In a webinar hosted by LendIt Fintech yesterday, Opportunity Fund CEO Luz Urrutia estimated that conservatively, it could take the SBA up to two months to even begin disbursing loans offered by the bill. Kabbage President Kathryn Petralia offered the most optimistic estimate of 10 days, while Lendio CEO Brock Blake thinks that perhaps it could take around 3 weeks.

Blake followed up the webinar by sharing a post on LinkedIn that said that small businesses were reporting that the SBA’s website was so slow, so riddled with crashes, that the SBA had to temporarily take their site offline.

Most skeptics raising alarms are not referring to the SBA’s staff as being unprepared, but rather the systems the SBA has in place.

A March 25th tweet by the SBA reported that the site was undergoing “scheduled” improvements and maintenance.

This all while the demand for capital is surging. Blake reported in the webinar that loan applications had just recently increased by 5x at the same time that around 50% of non-bank lenders they work with have suspended lending.

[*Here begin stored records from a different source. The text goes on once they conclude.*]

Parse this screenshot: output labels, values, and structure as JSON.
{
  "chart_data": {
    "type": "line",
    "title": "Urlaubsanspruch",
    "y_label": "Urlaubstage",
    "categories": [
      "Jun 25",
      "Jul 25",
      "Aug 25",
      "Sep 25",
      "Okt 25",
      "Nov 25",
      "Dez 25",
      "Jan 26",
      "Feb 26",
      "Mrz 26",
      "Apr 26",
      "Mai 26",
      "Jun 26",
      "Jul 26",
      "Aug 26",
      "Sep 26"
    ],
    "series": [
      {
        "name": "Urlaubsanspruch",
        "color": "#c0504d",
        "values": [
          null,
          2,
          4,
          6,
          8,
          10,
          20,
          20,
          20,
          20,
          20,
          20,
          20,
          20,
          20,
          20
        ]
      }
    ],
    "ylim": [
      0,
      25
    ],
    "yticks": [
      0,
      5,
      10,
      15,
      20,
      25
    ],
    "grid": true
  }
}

Some informal surveying by deBanked of non-bank small business finance companies is finding that among many that still claim to be operating, origination volumes have dropped by more than 80% in recent weeks, mainly driven by stay-at-home and essential-business-only orders issued by state governments.

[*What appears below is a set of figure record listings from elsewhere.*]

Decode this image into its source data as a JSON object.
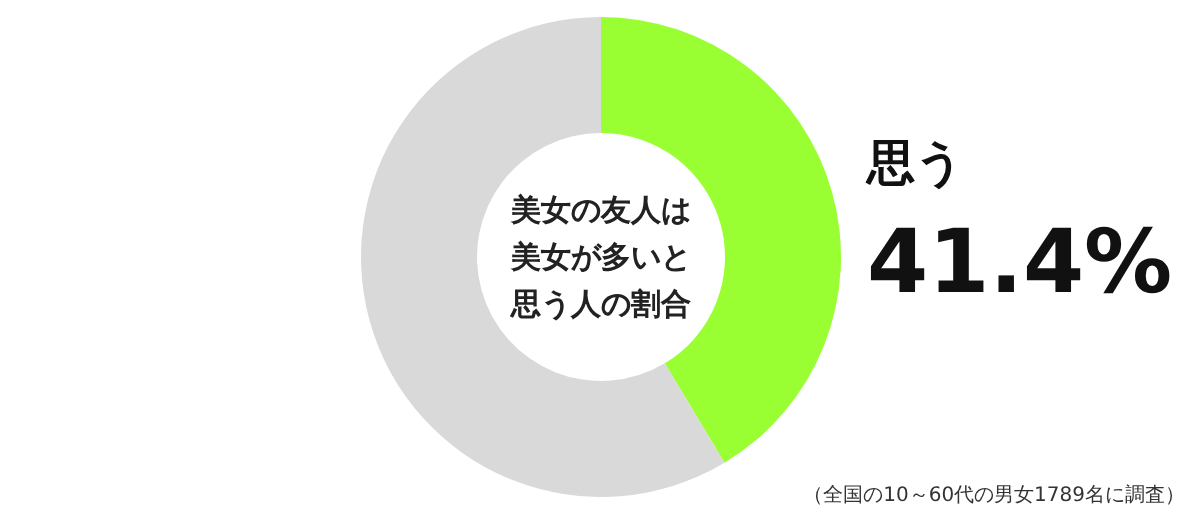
{
  "chart_data": {
    "type": "donut",
    "title": "美女の友人は美女が多いと思う人の割合",
    "categories": [
      "思う",
      null
    ],
    "values": [
      41.4,
      58.6
    ],
    "colors": [
      "#99ff33",
      "#d9d9d9"
    ],
    "value_labels": [
      "41.4%",
      null
    ],
    "annotations": [
      "（全国の10～60代の男女1789名に調査）"
    ]
  }
}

It’s a circular loop that puts further pressure on the SBA to come through, none of which is made easier by the manual application process they’re advising eager borrowers to take on. The SBA’s website asks that borrowers seeking Economic Injury Disaster Loan Assistance download an application to fill out by hand, upload that into their system and then await further instructions from an SBA officer about additional documentation they should physically mail in.

Perhaps there’s another way, according to letters sent to members of Congress by online lenders. 22 Fintech companies recently made the case that they are equipped to advance the capital provided for in the stimulus bill.

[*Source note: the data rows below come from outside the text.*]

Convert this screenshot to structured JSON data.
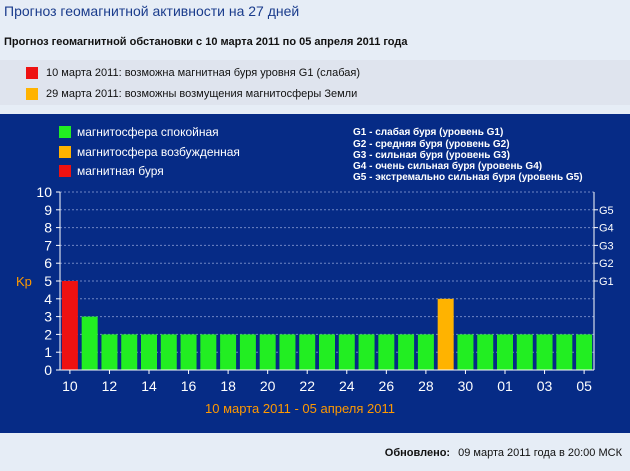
{
  "page": {
    "title": "Прогноз геомагнитной активности на 27 дней",
    "subtitle": "Прогноз геомагнитной обстановки с 10 марта 2011 по 05 апреля 2011 года"
  },
  "alerts": [
    {
      "color": "#ee1111",
      "text": "10 марта 2011: возможна магнитная буря уровня G1 (слабая)"
    },
    {
      "color": "#ffb300",
      "text": "29 марта 2011: возможны возмущения магнитосферы Земли"
    }
  ],
  "legend": [
    {
      "label": "магнитосфера спокойная",
      "color": "#22ee22"
    },
    {
      "label": "магнитосфера возбужденная",
      "color": "#ffb300"
    },
    {
      "label": "магнитная буря",
      "color": "#ee1111"
    }
  ],
  "storm_levels": [
    "G1 - слабая буря (уровень G1)",
    "G2 - средняя буря (уровень G2)",
    "G3 - сильная буря (уровень G3)",
    "G4 - очень сильная буря (уровень G4)",
    "G5 - экстремально сильная буря (уровень G5)"
  ],
  "chart_data": {
    "type": "bar",
    "ylabel": "Kp",
    "xlabel": "10 марта 2011 - 05 апреля 2011",
    "ylim": [
      0,
      10
    ],
    "yticks": [
      0,
      1,
      2,
      3,
      4,
      5,
      6,
      7,
      8,
      9,
      10
    ],
    "right_axis": [
      {
        "label": "G1",
        "kp": 5
      },
      {
        "label": "G2",
        "kp": 6
      },
      {
        "label": "G3",
        "kp": 7
      },
      {
        "label": "G4",
        "kp": 8
      },
      {
        "label": "G5",
        "kp": 9
      }
    ],
    "categories": [
      "10",
      "11",
      "12",
      "13",
      "14",
      "15",
      "16",
      "17",
      "18",
      "19",
      "20",
      "21",
      "22",
      "23",
      "24",
      "25",
      "26",
      "27",
      "28",
      "29",
      "30",
      "31",
      "01",
      "02",
      "03",
      "04",
      "05"
    ],
    "xtick_labels": [
      "10",
      "12",
      "14",
      "16",
      "18",
      "20",
      "22",
      "24",
      "26",
      "28",
      "30",
      "01",
      "03",
      "05"
    ],
    "values": [
      5,
      3,
      2,
      2,
      2,
      2,
      2,
      2,
      2,
      2,
      2,
      2,
      2,
      2,
      2,
      2,
      2,
      2,
      2,
      4,
      2,
      2,
      2,
      2,
      2,
      2,
      2
    ],
    "colors": [
      "#ee1111",
      "#22ee22",
      "#22ee22",
      "#22ee22",
      "#22ee22",
      "#22ee22",
      "#22ee22",
      "#22ee22",
      "#22ee22",
      "#22ee22",
      "#22ee22",
      "#22ee22",
      "#22ee22",
      "#22ee22",
      "#22ee22",
      "#22ee22",
      "#22ee22",
      "#22ee22",
      "#22ee22",
      "#ffb300",
      "#22ee22",
      "#22ee22",
      "#22ee22",
      "#22ee22",
      "#22ee22",
      "#22ee22",
      "#22ee22"
    ],
    "grid": true
  },
  "footer": {
    "label": "Обновлено:",
    "value": "09 марта 2011 года в 20:00 МСК"
  }
}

“We seek no gain from this crisis. Our only aim is to protect the millions of small businesses that we are proud to call our customers,” the letter states.

Members of the Small Business Finance Association made a similar appeal in a letter dated March 18th to SBA Administrator Jovita Carranza. “In this time of need, we want to leverage the experience and expertise we have with our companies to help provide efficient funding to those impacted in this tough economic climate. We want to serve as a resource to governments as they build up underwriting models to ensure emergency funding will be the most impactful.”

How fast things come together next will be key. The House is scheduled to vote on the Senate Bill today. If a plan to distribute the capital cannot be expedited and the crisis drags on, the consequences could be dire.

“Hundreds of thousands of businesses are going to be out of business,” Urrutia warned in the webinar.